I understand that there is an error with dimensions in line dr=(r-v*v/2)*dT . But I have little knowledge of Matlab. Help to fix it, please. The code is small and simple. Maybe someone will find time to look
function [optionPrice] = upAndOutCallOption(S,r,v,x,b,T,dT)
t = 0;
dr=[];
pert=[];
while (t < T) & (S < b)
t = t + dT;
dr = (r - v.*v./2).*dT;
pert = v.*sqrt( dT ).*randn();
S = S.*exp(dr + pert);
end
if S<b
% Within barrier, so price as for a European option.

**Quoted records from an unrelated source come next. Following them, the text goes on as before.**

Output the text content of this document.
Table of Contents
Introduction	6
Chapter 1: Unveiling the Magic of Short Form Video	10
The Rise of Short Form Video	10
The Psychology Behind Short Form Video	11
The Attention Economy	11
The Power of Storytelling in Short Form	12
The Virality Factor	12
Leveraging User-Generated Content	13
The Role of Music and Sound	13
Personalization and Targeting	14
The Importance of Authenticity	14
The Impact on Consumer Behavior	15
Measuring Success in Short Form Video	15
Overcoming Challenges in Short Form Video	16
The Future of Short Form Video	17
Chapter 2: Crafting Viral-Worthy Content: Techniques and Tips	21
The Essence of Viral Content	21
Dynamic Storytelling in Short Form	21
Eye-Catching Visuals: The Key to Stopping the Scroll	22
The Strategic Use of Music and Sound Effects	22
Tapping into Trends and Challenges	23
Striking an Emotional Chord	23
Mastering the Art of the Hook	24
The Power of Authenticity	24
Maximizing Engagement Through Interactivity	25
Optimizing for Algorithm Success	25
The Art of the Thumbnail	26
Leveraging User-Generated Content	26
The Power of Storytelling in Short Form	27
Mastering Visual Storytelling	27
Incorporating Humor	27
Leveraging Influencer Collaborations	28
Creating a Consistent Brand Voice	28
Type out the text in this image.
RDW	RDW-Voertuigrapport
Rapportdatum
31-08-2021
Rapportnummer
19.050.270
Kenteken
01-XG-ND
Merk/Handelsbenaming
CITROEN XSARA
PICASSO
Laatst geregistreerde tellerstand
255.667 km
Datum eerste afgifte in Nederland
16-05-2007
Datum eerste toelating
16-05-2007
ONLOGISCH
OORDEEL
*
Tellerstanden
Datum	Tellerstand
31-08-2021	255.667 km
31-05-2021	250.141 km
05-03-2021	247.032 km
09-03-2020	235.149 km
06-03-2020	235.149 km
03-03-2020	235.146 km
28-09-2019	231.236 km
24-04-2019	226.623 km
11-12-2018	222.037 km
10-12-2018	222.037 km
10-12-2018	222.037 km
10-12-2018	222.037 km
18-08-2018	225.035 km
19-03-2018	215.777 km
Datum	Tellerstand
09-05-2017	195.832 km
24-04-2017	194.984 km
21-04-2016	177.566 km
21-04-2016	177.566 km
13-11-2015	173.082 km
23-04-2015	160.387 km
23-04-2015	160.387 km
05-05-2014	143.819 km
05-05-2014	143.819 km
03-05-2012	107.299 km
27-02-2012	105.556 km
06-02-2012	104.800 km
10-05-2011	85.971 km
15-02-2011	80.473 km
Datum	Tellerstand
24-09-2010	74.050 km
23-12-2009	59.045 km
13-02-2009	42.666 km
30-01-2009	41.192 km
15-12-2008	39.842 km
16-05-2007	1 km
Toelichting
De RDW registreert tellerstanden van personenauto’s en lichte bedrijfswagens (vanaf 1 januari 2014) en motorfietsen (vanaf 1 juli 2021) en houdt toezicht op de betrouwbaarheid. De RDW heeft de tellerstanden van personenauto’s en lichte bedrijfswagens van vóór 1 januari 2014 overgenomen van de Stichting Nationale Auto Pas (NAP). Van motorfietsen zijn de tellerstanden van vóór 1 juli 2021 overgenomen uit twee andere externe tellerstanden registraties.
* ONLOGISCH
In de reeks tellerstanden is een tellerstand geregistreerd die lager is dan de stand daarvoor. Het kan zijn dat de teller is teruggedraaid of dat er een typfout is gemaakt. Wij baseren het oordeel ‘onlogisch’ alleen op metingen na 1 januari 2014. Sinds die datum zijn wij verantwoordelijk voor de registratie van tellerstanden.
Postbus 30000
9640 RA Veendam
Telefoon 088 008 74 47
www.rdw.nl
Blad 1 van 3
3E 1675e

optionPrice = exp(-r.*T).* max(0, S - x);
else
% Hit the barrier, so the option is withdrawn.
optionPrice = 0;
end
end
Call from another function of this kind:
for k=1:amountOfOptions
[optionPrices(k)] = upAndOutCallOption(stockPrice(k)*o,riskFreeRate(k)*o,... volatility(k)*o, strike(k)*o, barrier(k)*o, timeToExpiry(k)*o, sampleRate(k)*o);
result(k) = mean(optionPrices(k));
end
Therefore, any difficulties.
It's good that you know the problem is within dr = (r - v.*v./2).*dT;. The command itself has many possible problems which also related to dimensions:
Here you are doing element-wise multiplication (because of the .*) with matrices, which requires (in the case of your command) that r has the same number of rows AND columns as v (since because of element-wise, v.*v/2 has the same size as v).
Moreover, it is unnecessary to do element-wise division with scalar number, that means there is no need to have ./2 in Matlab.
And, finally, since it's element-wise multiplication again, the matrix (r - v.*v./2) must also have the same number of rows and columns as matrix dT.
Check here for more information about Matlab's matrix operations.